Level 2: Recovery and complex needs cap
Following the initial transition phase, veterans requiring ongoing elevated support due to complex medical, psychological, or social barriers could access a Level 2 flexible benchmark tier. Because it remains unclear how a standard cap is applied across varying health profiles, this tier serves as a critical safety buffer. It is intended for those experiencing:
- Severe PTSD or psychiatric instability
- Chronic pain syndromes and functional decline
- Neurological or degenerative conditions
- Barriers to accessing services in rural or remote areas or social isolation
- Increased risk of hospitalisation, mental health crisis, or the need for coordinated multidisciplinary care.
Access to this level would be supported by GP oversight, specialist recommendation, or DVA clinical review processes to ensure funding matches actual complexity.

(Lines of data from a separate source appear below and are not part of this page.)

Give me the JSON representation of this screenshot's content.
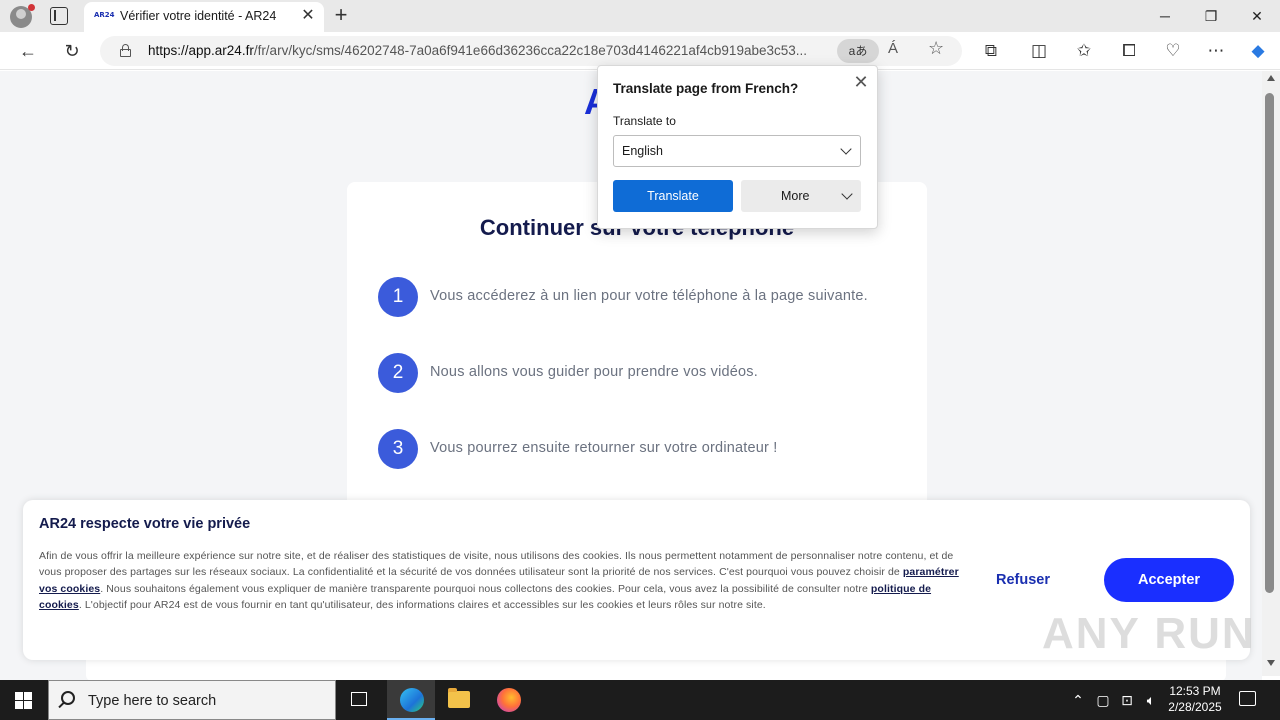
{
  "browser": {
    "tab_title": "Vérifier votre identité - AR24",
    "tab_favicon_text": "AR24",
    "url_host": "https://app.ar24.fr",
    "url_path": "/fr/arv/kyc/sms/46202748-7a0a6f941e66d36236cca22c18e703d4146221af4cb919abe3c53...",
    "translate_glyph": "aあ",
    "readaloud_glyph": "Á"
  },
  "page": {
    "logo_text": "A",
    "card_title": "Continuer sur votre téléphone",
    "steps": [
      {
        "num": "1",
        "text": "Vous accéderez à un lien pour votre téléphone à la page suivante."
      },
      {
        "num": "2",
        "text": "Nous allons vous guider pour prendre vos vidéos."
      },
      {
        "num": "3",
        "text": "Vous pourrez ensuite retourner sur votre ordinateur !"
      }
    ]
  },
  "cookie": {
    "title": "AR24 respecte votre vie privée",
    "text_1": "Afin de vous offrir la meilleure expérience sur notre site, et de réaliser des statistiques de visite, nous utilisons des cookies. Ils nous permettent notamment de personnaliser notre contenu, et de vous proposer des partages sur les réseaux sociaux. La confidentialité et la sécurité de vos données utilisateur sont la priorité de nos services. C'est pourquoi vous pouvez choisir de ",
    "link_1": "paramétrer vos cookies",
    "text_2": ". Nous souhaitons également vous expliquer de manière transparente pourquoi nous collectons des cookies. Pour cela, vous avez la possibilité de consulter notre ",
    "link_2": "politique de cookies",
    "text_3": ". L'objectif pour AR24 est de vous fournir en tant qu'utilisateur, des informations claires et accessibles sur les cookies et leurs rôles sur notre site.",
    "refuse_label": "Refuser",
    "accept_label": "Accepter"
  },
  "translate_popup": {
    "title": "Translate page from French?",
    "label": "Translate to",
    "selected_language": "English",
    "translate_label": "Translate",
    "more_label": "More"
  },
  "watermark": "ANY RUN",
  "taskbar": {
    "search_placeholder": "Type here to search",
    "time": "12:53 PM",
    "date": "2/28/2025"
  },
  "colors": {
    "brand_blue": "#1a2fff",
    "step_blue": "#3b5bdb",
    "translate_button": "#0f6cd6"
  }
}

Level 3: Sustainability and maintenance cap
Once stabilised, veterans would transition to a baseline annual sustainability tier. Rather than treating a fixed limit as a rigid barrier, this level is designed to preserve functional capacity, maintain physical and psychological wellbeing, and prevent avoidable deterioration. It supports ongoing mental health maintenance, pain management, mobility and exercise programs, falls prevention, and functional independence. If a veteran experiences an acute relapse, deterioration, or exacerbation of service-related conditions, their GP or treating specialist can activate an expedited DVA clinical override mechanism to access temporary additional funding above the baseline allocation.
Owning our health
This proposed three-tiered model delivers early intervention during the highest-risk transition period, prioritises psychological care, maintains flexible multidisciplinary support, and ensures better veteran-centred outcomes aligned with genuine functional need rather than arbitrary annual limitations. Ultimately, refining the 2026–27 Budget measures shouldn’t be about restricting care; it must be about ownership. When a veteran owns their health, they own their services. If you scroll through veteran forums, LinkedIn discussions, or social media advocacy groups right now, you see an overwhelming desire for agency. Veterans do not want to be passive recipients of a clinical conveyor belt; they want to be the architects of their own recovery. True healthcare autonomy requires moving beyond a model of passive, permanent clinical dependence and stepping into an oversight-driven, educational framework. When we change this environment, we cultivate genuine resilience, self-worth, and internal confidence.
Taking ownership also means recognising when the system needs to protect us from our own vulnerabilities. For those who have experienced the crushing weight of cognitive overload or profound service-related stress, navigating a complex web of endless appointments and fragmented finances is exhausting. An oversight-driven model relieves that cognitive burden. It shifts the focus away from managing endless administrative schedules and channels that energy into mastering practical and real-world skills. We must challenge service providers to stop treating veteran care as guaranteed and perpetual business revenue and start viewing it as a time-limited opportunity to empower a human being.
The goal of any great clinician should be to make themselves redundant to the client by equipping them with a permanent and personal toolkit for self-management. We should all work collaboratively with DVA, ESOs, and our allied health networks to ensure this budget marks a definitive structural evolution. This shouldn’t be the moment we build a higher wall around care; it must be the moment we give veterans the blueprint, the education, and the confidence to stand on their own two feet, trading a permanent institutional crutch for true physical and psychological independence.